Dividing the 64 billion kilowatt hours of electricity that FPL sold to residential customers last year by the utility’s 4.5 million residential accounts shows that the average household consumed 1,169 kWh a month in 2020.

Among 1,310 U.S. utilities with 1,000 or more customers, just 353 of those utilities reported higher average monthly consumption.

The average monthly bill for FPL residential customers is actually $122.07, according to the U.S. Energy Information Administration, which tracks energy prices and consumption for the federal government.

And that average bill is not “well below the national average,” the data shows.

Among those 1,310 utilities, customers of more than half of them — 732 — paid less on average each month than FPL’s customers.

FPL’s average monthly bill also was higher than the $116.29 average paid by the nation’s 120 million households last year.

Use of the 1,000 kWh comparison is “inaccurate and misleading,” because “the average customer uses significantly more than 1,000 kWh per month,” says Natalia Brown, climate justice program manager for the activist organization Catalyst Miami, which opposed FPL’s four-year rate plan in hearings before the Florida Public Service Commission.

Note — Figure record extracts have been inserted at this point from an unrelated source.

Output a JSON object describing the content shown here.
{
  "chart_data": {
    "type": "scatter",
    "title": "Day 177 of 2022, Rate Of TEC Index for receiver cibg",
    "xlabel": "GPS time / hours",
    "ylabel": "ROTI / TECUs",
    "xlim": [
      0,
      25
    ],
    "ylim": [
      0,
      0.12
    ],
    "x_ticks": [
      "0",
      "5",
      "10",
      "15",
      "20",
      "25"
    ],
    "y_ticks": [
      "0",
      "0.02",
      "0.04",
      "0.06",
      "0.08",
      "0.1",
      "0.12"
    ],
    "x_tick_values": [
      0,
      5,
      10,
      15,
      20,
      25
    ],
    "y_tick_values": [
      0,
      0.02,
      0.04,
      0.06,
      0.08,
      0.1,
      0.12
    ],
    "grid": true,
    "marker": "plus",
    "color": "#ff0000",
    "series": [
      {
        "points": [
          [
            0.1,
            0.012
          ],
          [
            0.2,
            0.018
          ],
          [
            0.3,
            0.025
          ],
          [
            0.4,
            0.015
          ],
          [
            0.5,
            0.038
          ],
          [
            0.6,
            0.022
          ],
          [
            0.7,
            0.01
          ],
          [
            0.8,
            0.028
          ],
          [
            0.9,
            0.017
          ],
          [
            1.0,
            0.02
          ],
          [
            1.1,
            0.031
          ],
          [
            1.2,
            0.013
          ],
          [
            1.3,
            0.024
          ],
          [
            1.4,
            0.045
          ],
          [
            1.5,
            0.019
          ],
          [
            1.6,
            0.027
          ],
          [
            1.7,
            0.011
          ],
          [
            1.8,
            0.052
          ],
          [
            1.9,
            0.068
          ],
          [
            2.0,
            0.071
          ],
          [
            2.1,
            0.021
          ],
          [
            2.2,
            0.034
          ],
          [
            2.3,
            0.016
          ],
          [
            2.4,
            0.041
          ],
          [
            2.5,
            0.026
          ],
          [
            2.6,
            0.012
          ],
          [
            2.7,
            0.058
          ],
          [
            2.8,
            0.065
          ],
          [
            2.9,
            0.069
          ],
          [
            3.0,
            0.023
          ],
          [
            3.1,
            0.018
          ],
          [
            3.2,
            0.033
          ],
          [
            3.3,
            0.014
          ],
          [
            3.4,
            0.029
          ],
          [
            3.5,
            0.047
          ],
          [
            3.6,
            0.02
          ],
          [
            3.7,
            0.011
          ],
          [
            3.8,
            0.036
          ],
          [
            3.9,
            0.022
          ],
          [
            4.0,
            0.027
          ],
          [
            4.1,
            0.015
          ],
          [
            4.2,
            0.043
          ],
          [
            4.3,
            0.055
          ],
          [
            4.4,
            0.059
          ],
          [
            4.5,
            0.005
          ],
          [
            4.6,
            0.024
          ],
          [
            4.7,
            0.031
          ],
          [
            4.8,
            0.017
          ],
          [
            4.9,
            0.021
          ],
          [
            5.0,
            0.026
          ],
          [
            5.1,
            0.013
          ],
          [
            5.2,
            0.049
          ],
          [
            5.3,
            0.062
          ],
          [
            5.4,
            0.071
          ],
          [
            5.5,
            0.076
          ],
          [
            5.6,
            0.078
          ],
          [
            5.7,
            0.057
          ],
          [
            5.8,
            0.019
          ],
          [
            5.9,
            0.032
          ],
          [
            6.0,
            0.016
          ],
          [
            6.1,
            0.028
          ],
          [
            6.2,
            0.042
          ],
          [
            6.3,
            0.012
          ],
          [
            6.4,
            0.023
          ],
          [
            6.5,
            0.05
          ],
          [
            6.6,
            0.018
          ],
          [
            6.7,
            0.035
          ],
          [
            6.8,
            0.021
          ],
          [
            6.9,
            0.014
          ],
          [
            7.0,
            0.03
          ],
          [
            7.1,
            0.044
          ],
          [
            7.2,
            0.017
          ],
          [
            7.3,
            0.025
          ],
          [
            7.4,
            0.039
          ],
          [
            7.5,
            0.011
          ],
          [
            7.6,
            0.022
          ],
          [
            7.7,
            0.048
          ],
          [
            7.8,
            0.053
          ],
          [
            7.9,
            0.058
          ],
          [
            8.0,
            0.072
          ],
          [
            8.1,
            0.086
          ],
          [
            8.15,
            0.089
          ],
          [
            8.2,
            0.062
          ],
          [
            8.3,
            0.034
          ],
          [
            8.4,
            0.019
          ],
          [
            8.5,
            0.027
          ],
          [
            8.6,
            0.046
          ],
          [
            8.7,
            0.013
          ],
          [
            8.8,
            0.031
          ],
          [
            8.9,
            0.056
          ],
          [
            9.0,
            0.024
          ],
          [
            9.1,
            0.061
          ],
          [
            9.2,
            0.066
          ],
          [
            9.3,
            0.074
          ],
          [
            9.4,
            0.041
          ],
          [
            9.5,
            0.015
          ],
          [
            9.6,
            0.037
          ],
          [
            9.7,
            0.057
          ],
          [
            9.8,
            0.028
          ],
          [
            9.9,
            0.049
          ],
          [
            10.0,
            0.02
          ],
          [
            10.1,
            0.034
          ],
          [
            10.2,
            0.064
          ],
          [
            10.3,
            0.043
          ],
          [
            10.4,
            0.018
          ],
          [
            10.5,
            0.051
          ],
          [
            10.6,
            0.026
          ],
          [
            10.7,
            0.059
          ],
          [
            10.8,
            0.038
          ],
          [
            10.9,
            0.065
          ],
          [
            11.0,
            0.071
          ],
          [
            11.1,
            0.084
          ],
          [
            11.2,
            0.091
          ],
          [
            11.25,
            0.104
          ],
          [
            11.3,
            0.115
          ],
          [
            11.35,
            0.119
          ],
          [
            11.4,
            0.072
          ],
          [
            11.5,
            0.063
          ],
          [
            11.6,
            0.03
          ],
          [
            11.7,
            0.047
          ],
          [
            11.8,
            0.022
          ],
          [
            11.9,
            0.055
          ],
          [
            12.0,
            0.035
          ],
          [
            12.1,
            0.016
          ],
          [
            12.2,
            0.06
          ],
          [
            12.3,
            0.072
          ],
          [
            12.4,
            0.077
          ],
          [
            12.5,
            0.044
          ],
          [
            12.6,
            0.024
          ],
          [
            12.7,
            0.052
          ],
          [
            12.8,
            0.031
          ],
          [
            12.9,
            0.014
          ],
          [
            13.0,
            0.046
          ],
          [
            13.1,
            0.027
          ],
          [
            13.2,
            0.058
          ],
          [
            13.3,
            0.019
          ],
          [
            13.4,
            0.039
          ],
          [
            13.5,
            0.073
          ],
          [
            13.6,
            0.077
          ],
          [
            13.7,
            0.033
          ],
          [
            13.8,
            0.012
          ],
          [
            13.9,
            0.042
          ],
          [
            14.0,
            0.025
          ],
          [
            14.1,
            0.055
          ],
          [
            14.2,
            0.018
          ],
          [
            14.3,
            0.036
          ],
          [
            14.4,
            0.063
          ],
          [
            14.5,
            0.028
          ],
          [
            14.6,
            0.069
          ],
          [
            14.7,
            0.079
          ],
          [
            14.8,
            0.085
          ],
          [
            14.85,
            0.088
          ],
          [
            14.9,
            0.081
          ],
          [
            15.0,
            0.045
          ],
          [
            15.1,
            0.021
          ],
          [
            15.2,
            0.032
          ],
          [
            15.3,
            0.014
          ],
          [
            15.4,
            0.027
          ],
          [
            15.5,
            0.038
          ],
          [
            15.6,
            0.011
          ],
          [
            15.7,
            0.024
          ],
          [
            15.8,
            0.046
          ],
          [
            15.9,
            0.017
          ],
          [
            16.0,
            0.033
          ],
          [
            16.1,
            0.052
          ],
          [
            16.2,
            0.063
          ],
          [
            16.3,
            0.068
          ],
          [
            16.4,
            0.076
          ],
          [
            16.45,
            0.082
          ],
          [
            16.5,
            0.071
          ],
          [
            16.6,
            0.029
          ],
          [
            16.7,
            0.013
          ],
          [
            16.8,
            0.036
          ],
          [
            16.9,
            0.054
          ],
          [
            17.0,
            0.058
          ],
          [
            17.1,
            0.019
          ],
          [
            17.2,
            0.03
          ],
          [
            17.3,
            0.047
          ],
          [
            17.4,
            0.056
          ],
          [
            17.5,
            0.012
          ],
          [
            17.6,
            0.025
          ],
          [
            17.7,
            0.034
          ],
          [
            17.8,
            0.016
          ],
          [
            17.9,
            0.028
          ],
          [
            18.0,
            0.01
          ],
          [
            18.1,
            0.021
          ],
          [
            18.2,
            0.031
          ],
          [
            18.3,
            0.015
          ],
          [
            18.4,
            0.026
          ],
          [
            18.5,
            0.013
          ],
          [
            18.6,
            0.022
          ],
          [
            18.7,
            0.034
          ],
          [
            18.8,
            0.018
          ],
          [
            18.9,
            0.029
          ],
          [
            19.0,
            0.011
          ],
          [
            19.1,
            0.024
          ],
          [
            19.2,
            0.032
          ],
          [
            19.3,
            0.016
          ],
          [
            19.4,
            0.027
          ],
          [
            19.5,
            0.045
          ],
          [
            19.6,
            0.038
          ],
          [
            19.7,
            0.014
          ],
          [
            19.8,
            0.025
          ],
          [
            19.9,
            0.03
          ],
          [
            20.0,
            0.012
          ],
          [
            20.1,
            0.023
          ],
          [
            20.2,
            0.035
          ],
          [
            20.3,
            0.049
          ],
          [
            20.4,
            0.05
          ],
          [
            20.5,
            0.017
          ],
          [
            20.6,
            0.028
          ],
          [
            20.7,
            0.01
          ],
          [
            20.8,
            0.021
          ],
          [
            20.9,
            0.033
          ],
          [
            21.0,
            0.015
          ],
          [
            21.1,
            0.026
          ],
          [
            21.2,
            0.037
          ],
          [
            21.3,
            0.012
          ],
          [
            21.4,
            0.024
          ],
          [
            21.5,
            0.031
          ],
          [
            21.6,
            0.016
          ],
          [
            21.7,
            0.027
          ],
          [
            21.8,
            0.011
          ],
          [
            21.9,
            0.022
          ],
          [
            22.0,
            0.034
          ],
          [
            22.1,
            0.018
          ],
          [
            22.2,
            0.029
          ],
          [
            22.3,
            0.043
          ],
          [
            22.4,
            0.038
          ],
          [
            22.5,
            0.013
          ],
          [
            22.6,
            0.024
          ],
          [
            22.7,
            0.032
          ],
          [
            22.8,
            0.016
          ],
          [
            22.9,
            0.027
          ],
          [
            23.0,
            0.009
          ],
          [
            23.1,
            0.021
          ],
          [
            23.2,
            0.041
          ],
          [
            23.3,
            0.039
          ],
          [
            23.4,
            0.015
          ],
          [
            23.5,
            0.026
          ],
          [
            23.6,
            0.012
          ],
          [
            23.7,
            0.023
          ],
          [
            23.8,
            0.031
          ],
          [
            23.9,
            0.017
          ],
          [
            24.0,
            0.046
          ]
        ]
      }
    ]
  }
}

The organization contends that FPL’s investor-owners have fought proposals that would require FPL to help its customers conserve electricity and reduce their bills.

Powering our homes

Many Floridians’ electricity use is high. In an informal poll of members of the Facebook group, Margate Florida Residents, 30 respondents reported paying more than $100 a month, while just seven reported paying less.

“Last month’s bill was $306 even though most days kids are in school and parents are at work,” said Bill Busch, who lives in a 2,400-square-foot home with a cement roof, insulated attic, impact windows and a newer air conditioner.

Leslie Vetter said she pays $145 for her one-bedroom condominium. She keeps her air conditioner set at 71 degrees.

Rosie Goldman said her bill is “consistently over $400 a month” and more than $500 a month during summer months.

Among the customers who manage to keep their prices below $100, Kayla Marie Matarus said she lives in a 900-square-foot apartment and pays just $35 a month. Kim Tardy said she lives in a two-bedroom condominium and pays $69 a month on average while keeping her air conditioner set at 77 degrees.

Meanwhile, Orlove, the FPL spokesman, called comparisons of average bills “misleading” and “inappropriate.”

Comparing prices

One way in which FPL’s prices can be seen as “well below the national average” would be a straight comparison of price per kilowatt hour.

Based on EIA data, FPL’s price of 10.44-cents per kilowatt hour is 335th cheapest of the 1,310 utilities and is well below the national average of 13.15 cents per kilowatt hour reported by the EIA.

Multiplying all utilities’ prices per kilowatt hour by the “typical” 1,000 vaults FPL close to the top of the “cheapest” list.

Despite the advent of energy efficient lightbulbs, appliances and air conditioning systems, household energy consumption in Florida and the overall U.S. increased 12.6% between 1990 and 2020, EIA figures show.

In 1990, FPL’s definition of a “typical” consumer would have been more accurate.

Average consumption that year was 1,013 kWh among Florida households and 793 kWh nationwide.

Three decades later, average consumption was 1,142 kWh in Florida and 893 kWh nationwide. Most of that increase occurred prior to the 2008 economic downturn, according to the EIA.